‘Tarp’ is an abbreviation for the word ‘tarpaulin’ and is the preferred term of its advocates in the outdoor world.
They are typically rectangular sheets of nylon which you tie above your head to provide shelter as an alternative to a tent. Ray Mears likes them. You might, for example, attach each of the corners to a tree at head height and then set up your camp underneath it. It is probably easier to get a sense of them from the photographs above and below.
I bought my first tarp two years ago before going cycling on my rickshaw and was quickly sold on the principles of it. Like bivi bags, I enjoy the tarp because it actually involves sleeping outside rather inside a tent, cut off from the world.
- They are smaller and lighter than tents
- You get a lot more space than inside a tent
- They are a lot cheaper than tents (mine was about £30 off eBay)

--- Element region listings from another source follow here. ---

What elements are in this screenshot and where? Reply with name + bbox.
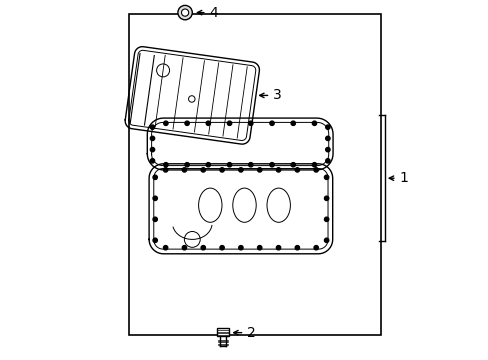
Text: 2: 2 bbox=[247, 326, 256, 339]
Circle shape bbox=[238, 168, 243, 172]
Text: 4: 4 bbox=[209, 6, 218, 19]
Circle shape bbox=[150, 125, 154, 129]
Circle shape bbox=[182, 246, 186, 250]
Circle shape bbox=[150, 136, 154, 140]
Circle shape bbox=[312, 163, 316, 167]
Circle shape bbox=[206, 121, 210, 125]
Circle shape bbox=[163, 168, 167, 172]
Circle shape bbox=[238, 246, 243, 250]
Circle shape bbox=[248, 163, 252, 167]
Circle shape bbox=[184, 163, 189, 167]
Circle shape bbox=[150, 148, 154, 152]
Circle shape bbox=[324, 175, 328, 180]
Circle shape bbox=[163, 246, 167, 250]
Circle shape bbox=[201, 168, 205, 172]
Circle shape bbox=[295, 168, 299, 172]
Circle shape bbox=[184, 121, 189, 125]
Bar bbox=[217, 328, 228, 336]
Text: 3: 3 bbox=[273, 89, 282, 102]
Circle shape bbox=[269, 163, 274, 167]
Circle shape bbox=[248, 121, 252, 125]
Circle shape bbox=[324, 196, 328, 201]
Circle shape bbox=[324, 238, 328, 243]
Circle shape bbox=[153, 196, 157, 201]
Circle shape bbox=[220, 246, 224, 250]
Circle shape bbox=[227, 121, 231, 125]
Circle shape bbox=[163, 163, 168, 167]
Circle shape bbox=[325, 159, 329, 163]
Circle shape bbox=[220, 168, 224, 172]
Circle shape bbox=[312, 121, 316, 125]
Circle shape bbox=[257, 246, 262, 250]
Circle shape bbox=[290, 163, 295, 167]
Circle shape bbox=[153, 217, 157, 221]
Circle shape bbox=[206, 163, 210, 167]
Circle shape bbox=[201, 246, 205, 250]
Circle shape bbox=[227, 163, 231, 167]
Circle shape bbox=[295, 246, 299, 250]
Circle shape bbox=[313, 168, 318, 172]
Circle shape bbox=[290, 121, 295, 125]
Circle shape bbox=[325, 148, 329, 152]
Circle shape bbox=[276, 246, 280, 250]
Circle shape bbox=[269, 121, 274, 125]
Text: 1: 1 bbox=[399, 171, 407, 185]
Circle shape bbox=[153, 238, 157, 243]
Circle shape bbox=[181, 9, 188, 16]
Circle shape bbox=[163, 121, 168, 125]
Circle shape bbox=[325, 125, 329, 129]
Circle shape bbox=[313, 246, 318, 250]
Circle shape bbox=[182, 168, 186, 172]
Circle shape bbox=[325, 136, 329, 140]
Circle shape bbox=[150, 159, 154, 163]
Circle shape bbox=[178, 5, 192, 20]
Bar bbox=[129, 14, 381, 335]
Circle shape bbox=[153, 175, 157, 180]
Circle shape bbox=[276, 168, 280, 172]
Circle shape bbox=[257, 168, 262, 172]
Circle shape bbox=[324, 217, 328, 221]
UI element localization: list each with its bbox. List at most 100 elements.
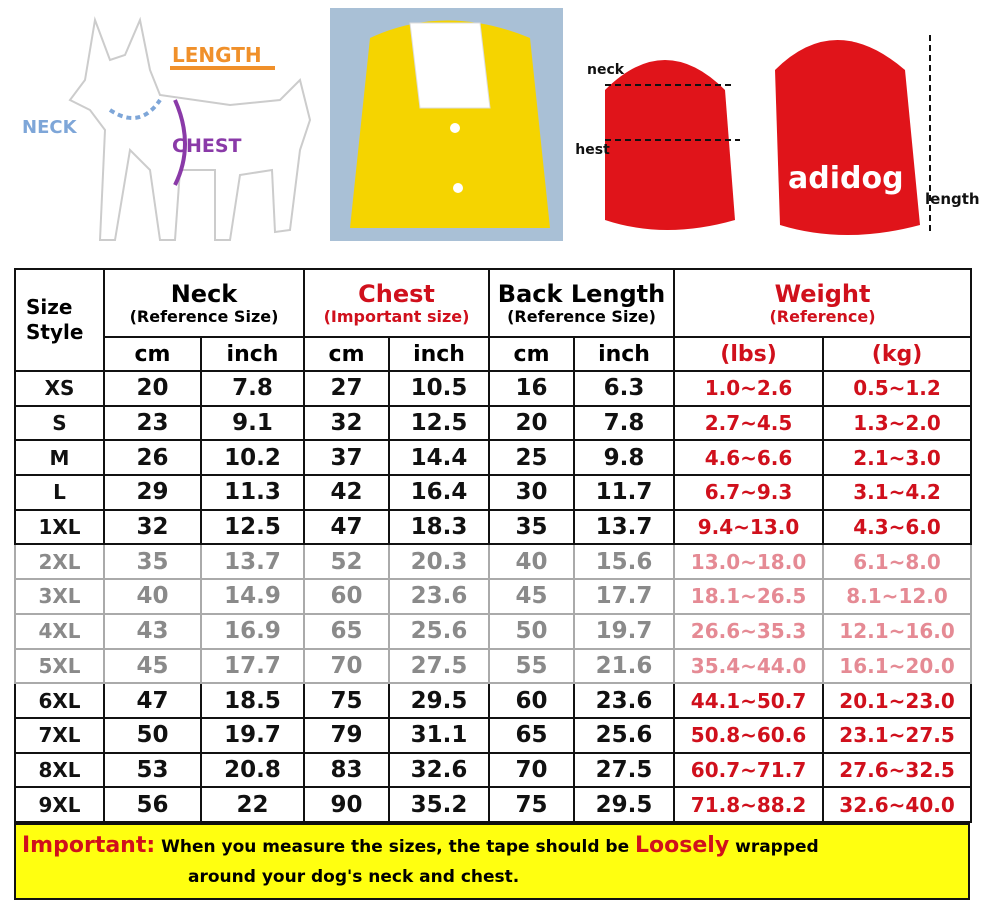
length-label: length (925, 190, 980, 208)
measure-cell: 23.6 (388, 578, 491, 615)
yellow-hoodie-photo (330, 8, 563, 241)
measure-cell: 43 (103, 612, 202, 650)
measure-cell: 70 (488, 751, 576, 789)
dog-measurement-diagram: LENGTH NECK CHEST (22, 16, 312, 241)
size-cell: 5XL (14, 647, 105, 685)
measure-cell: 26 (103, 439, 202, 477)
red-hoodie-photo: neck chest length adidog (575, 35, 980, 235)
size-row: 1XL 32 12.5 47 18.3 35 13.7 9.4~13.0 4.3~6.0 (14, 508, 973, 546)
measure-cell: 27.5 (573, 751, 676, 789)
measure-cell: 9.1 (199, 404, 306, 442)
note-text-line2: around your dog's neck and chest. (188, 867, 520, 887)
measure-cell: 35 (488, 508, 576, 546)
measure-cell: 19.7 (573, 612, 676, 650)
measure-cell: 29.5 (388, 682, 491, 719)
important-label: Important: (22, 833, 156, 858)
measure-cell: 35 (103, 543, 202, 581)
size-cell: XS (14, 370, 105, 407)
length-label: LENGTH (172, 43, 262, 67)
measure-cell: 45 (488, 578, 576, 615)
measure-cell: 27 (303, 370, 391, 407)
important-note: Important: When you measure the sizes, t… (14, 823, 970, 900)
measure-cell: 12.5 (388, 404, 491, 442)
neck-label: neck (587, 62, 625, 78)
measure-cell: 32 (303, 404, 391, 442)
unit-header: (lbs) (673, 336, 825, 372)
size-row: 4XL 43 16.9 65 25.6 50 19.7 26.6~35.3 12.1~16.0 (14, 612, 973, 650)
size-cell: 8XL (14, 751, 105, 789)
measure-cell: 47 (103, 682, 202, 719)
unit-header: cm (488, 336, 576, 372)
weight-cell: 13.0~18.0 (673, 543, 825, 581)
size-cell: 1XL (14, 508, 105, 546)
size-cell: 7XL (14, 716, 105, 754)
size-cell: 4XL (14, 612, 105, 650)
measure-cell: 60 (488, 682, 576, 719)
dog-silhouette (68, 16, 312, 241)
measure-cell: 25.6 (388, 612, 491, 650)
measure-cell: 17.7 (573, 578, 676, 615)
adidog-logo: adidog (788, 161, 904, 196)
weight-cell: 4.3~6.0 (822, 508, 973, 546)
measure-cell: 37 (303, 439, 391, 477)
size-row: 3XL 40 14.9 60 23.6 45 17.7 18.1~26.5 8.1~12.0 (14, 578, 973, 615)
measure-cell: 16 (488, 370, 576, 407)
measure-cell: 75 (303, 682, 391, 719)
size-cell: 6XL (14, 682, 105, 719)
measure-cell: 30 (488, 474, 576, 511)
size-row: 7XL 50 19.7 79 31.1 65 25.6 50.8~60.6 23.1~27.5 (14, 716, 973, 754)
size-cell: L (14, 474, 105, 511)
weight-cell: 2.1~3.0 (822, 439, 973, 477)
measure-cell: 20.8 (199, 751, 306, 789)
measure-cell: 7.8 (199, 370, 306, 407)
measure-cell: 9.8 (573, 439, 676, 477)
weight-cell: 60.7~71.7 (673, 751, 825, 789)
size-row: L 29 11.3 42 16.4 30 11.7 6.7~9.3 3.1~4.2 (14, 474, 973, 511)
measure-cell: 31.1 (388, 716, 491, 754)
size-cell: M (14, 439, 105, 477)
back-length-header: Back Length (Reference Size) (488, 268, 676, 338)
weight-cell: 50.8~60.6 (673, 716, 825, 754)
weight-cell: 0.5~1.2 (822, 370, 973, 407)
measure-cell: 7.8 (573, 404, 676, 442)
size-cell: 2XL (14, 543, 105, 581)
weight-cell: 6.1~8.0 (822, 543, 973, 581)
weight-cell: 26.6~35.3 (673, 612, 825, 650)
measure-cell: 27.5 (388, 647, 491, 685)
measure-cell: 14.9 (199, 578, 306, 615)
measure-cell: 14.4 (388, 439, 491, 477)
measure-cell: 35.2 (388, 786, 491, 823)
measure-cell: 10.5 (388, 370, 491, 407)
unit-header: cm (303, 336, 391, 372)
weight-cell: 16.1~20.0 (822, 647, 973, 685)
size-cell: 3XL (14, 578, 105, 615)
measure-cell: 70 (303, 647, 391, 685)
measure-cell: 53 (103, 751, 202, 789)
size-row: 5XL 45 17.7 70 27.5 55 21.6 35.4~44.0 16.1~20.0 (14, 647, 973, 685)
unit-header: inch (388, 336, 491, 372)
measure-cell: 45 (103, 647, 202, 685)
measure-cell: 60 (303, 578, 391, 615)
measure-cell: 20.3 (388, 543, 491, 581)
measure-cell: 18.5 (199, 682, 306, 719)
size-row: M 26 10.2 37 14.4 25 9.8 4.6~6.6 2.1~3.0 (14, 439, 973, 477)
measure-cell: 83 (303, 751, 391, 789)
measure-cell: 65 (303, 612, 391, 650)
measure-cell: 75 (488, 786, 576, 823)
unit-header: inch (199, 336, 306, 372)
chest-label: chest (575, 142, 610, 158)
weight-cell: 35.4~44.0 (673, 647, 825, 685)
measure-cell: 22 (199, 786, 306, 823)
weight-cell: 1.3~2.0 (822, 404, 973, 442)
measure-cell: 50 (488, 612, 576, 650)
weight-cell: 1.0~2.6 (673, 370, 825, 407)
measure-cell: 32 (103, 508, 202, 546)
size-row: 8XL 53 20.8 83 32.6 70 27.5 60.7~71.7 27.6~32.5 (14, 751, 973, 789)
chest-header: Chest (Important size) (303, 268, 491, 338)
size-chart-table: Size Style Neck (Reference Size) Chest (Imp… (14, 268, 973, 823)
measure-cell: 29 (103, 474, 202, 511)
size-row: 6XL 47 18.5 75 29.5 60 23.6 44.1~50.7 20.1~23.0 (14, 682, 973, 719)
weight-cell: 3.1~4.2 (822, 474, 973, 511)
measure-cell: 42 (303, 474, 391, 511)
weight-cell: 9.4~13.0 (673, 508, 825, 546)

- You will be outside and closer to nature
- You need something off which to pitch them e.g. trees, fences, walking poles
- They are not as good in extreme weather (e.g. strong wind, horiztonal rain, extreme cold)
- You might end up carrying a bivi bag as well which undermines the size/weight benefit
- You are outside and closer to nature
If you enjoy the being-close-to-nature aspect of camping, don’t have a tent or much money, or just fancy trying something new, then try looking on eBay for an ex-army tarp.
Any other tarp fans out there?
(P.S. Any of my friends reading this will no doubt be letting out a groan of frustration having A. listened to me wax lyrical about my tarp, and B. endured me attempting to pitch it in obscure locations where we really would have been better off without it. I know that deep down that they love and respect the tarp as I do.)